A Fortune 500 client had a document workflow that required extracting specific relationships between content across long, structured documents. The kind of workflow where a mistake carries real financial consequence, and where the people doing it well had spent years developing judgment that was hard to articulate and harder to transfer.
The instinct was to reach for RAG. It's the obvious tool. But the more we looked at what the workflow actually required, the clearer it became that retrieval wasn't the right foundation. We built a fine-tuned multi-task model instead, cut the workflow from weeks to hours, and reduced cost per run from around $5,000 to under $10.
This is the story of the decisions that got us there.
Why RAG wasn't the right tool#
RAG works by converting text into vector embeddings and retrieving chunks based on similarity to a query. For question answering, summarization, or lookup tasks, it's a reasonable fit. For this workflow, it wasn't.
The problem wasn't retrieval accuracy in isolation. We tested contextual compression and HyDE (Hypothetical Document Embeddings) to improve what the retriever surfaced, and both helped at the margins. The fundamental issue was that the task required identifying relationships between specific content pieces across a document, not retrieving the most similar chunks to a query.
Vector similarity finds chunks that look alike. It doesn't reliably find chunks that are meaningfully related when that relationship depends on document structure, position, or entity type. You can prompt an LLM to reason about those relationships after retrieval, but you're now stacking two sources of uncertainty: imperfect retrieval and imperfect reasoning. For a workflow where accuracy directly governs millions in revenue, that wasn't acceptable.
ML offered a different path. Identify the individual content pieces first, classify what type each one is, then match relationships deterministically. The model's job is bounded and explicit at each step. The accuracy is measurable and improvable.
The task head architecture#
We used DeBERTa v3 as the encoder. The shared encoder is the key ingredient: it means anything the model learns about the document's language and structure benefits both task heads simultaneously.
Rather than training a single sequence labeling head end to end, we structured the model with two heads in sequence: a classifier that identifies what category a given span belongs to, followed by a BIO (Beginning, Inside, Outside) tagger that identifies exact span boundaries within a 100-token sliding window.

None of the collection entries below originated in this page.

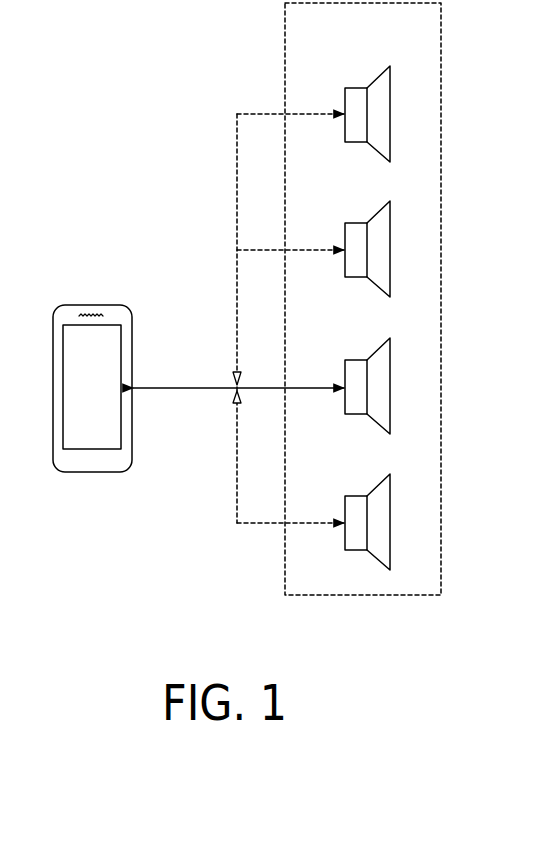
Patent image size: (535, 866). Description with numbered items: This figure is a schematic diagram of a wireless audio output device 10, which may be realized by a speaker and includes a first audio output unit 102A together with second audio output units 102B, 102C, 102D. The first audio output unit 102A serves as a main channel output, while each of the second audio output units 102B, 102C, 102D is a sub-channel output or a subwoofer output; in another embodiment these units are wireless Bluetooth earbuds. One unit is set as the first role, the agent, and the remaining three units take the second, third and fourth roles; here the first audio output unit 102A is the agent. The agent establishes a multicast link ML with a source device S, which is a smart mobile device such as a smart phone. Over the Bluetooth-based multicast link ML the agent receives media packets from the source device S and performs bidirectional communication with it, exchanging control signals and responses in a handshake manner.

The wireless audio output device 10 is at (442, 296).
The first audio output unit 102A is at (359, 360).
The second audio output unit 102B is at (359, 223).
The second audio output unit 102C is at (359, 496).
The second audio output unit 102D is at (359, 88).
The multicast link ML is at (207, 390).
The source device S is at (92, 305).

The reason for this ordering: span boundary detection is much easier when the model already has a strong signal about what it's looking for. The classifier narrows the problem before the BIO head has to solve it.
The practical consequence was significant. By passing the classifier's output as a feature into the BIO head, the shared encoder could transfer learning across both tasks. That compression of information meant the model didn't need to learn everything from scratch at the boundary detection stage. It dropped our required training data from tens of thousands of examples to around 4,000 labeled examples. That is a meaningful difference when labeling is expensive and the people who can do it correctly are the same subject-matter experts whose time you're trying to save.
The CRF layer on top of the BIO head enforced valid label sequences. A raw neural BIO tagger can produce sequences like I-TYPE following O, which isn't a valid span. The CRF treats the label sequence as a structured prediction problem and rules out invalid transitions, which improved extraction precision on the kinds of edge cases that matter most in an accuracy-dependent workflow.
The three-service architecture#
Running an ML system in production requires separating concerns that get tangled quickly if you treat it as a single deployment. We split the system into three services with distinct responsibilities.
The application server handled everything the frontend touched: document intake, result delivery, and the review interface where subject-matter experts could correct extractions. Keeping this layer separate from the ML logic meant the client-facing surface was stable and independently deployable.
The infrastructure server held the ML and LLM routes: inference, post-processing, and the extraction pipeline that combined model output into structured results. This is the layer that does the expensive work, and isolating it meant it could be scaled or swapped without touching the application layer.
The training server had GPU access and owned the full model lifecycle: fine-tuning, evaluation, and deployment back to the inference layer. This is where the flywheel matters.
Every correction a subject-matter expert made through the review interface became a labeled training example. The model's uncertainty on a given extraction flagged it for review. Reviewed and corrected outputs went back into the training server. The training server ran evaluation, and if the new checkpoint improved on held-out metrics, it deployed to the inference server.
The effect over time is that the model gets better at exactly the cases that were hardest, because those are the ones that generated the most expert review. The knowledge of the people who understood the workflow best got encoded into the model systematically rather than staying locked in their heads.
What it produced#
The workflow that had taken weeks of expert time per run completed in hours. Cost per run dropped from approximately $5,000 to under $10. Extraction accuracy reached 93% on the held-out evaluation set.
The more durable result is the architecture. A system where expert corrections automatically improve the model doesn't just solve the current workflow. It standardizes accuracy for a process where variability carries real financial risk, and it gets more accurate as it's used. That's a different kind of value than a one-time automation.
RAG would have been faster to build. It wouldn't have been good enough.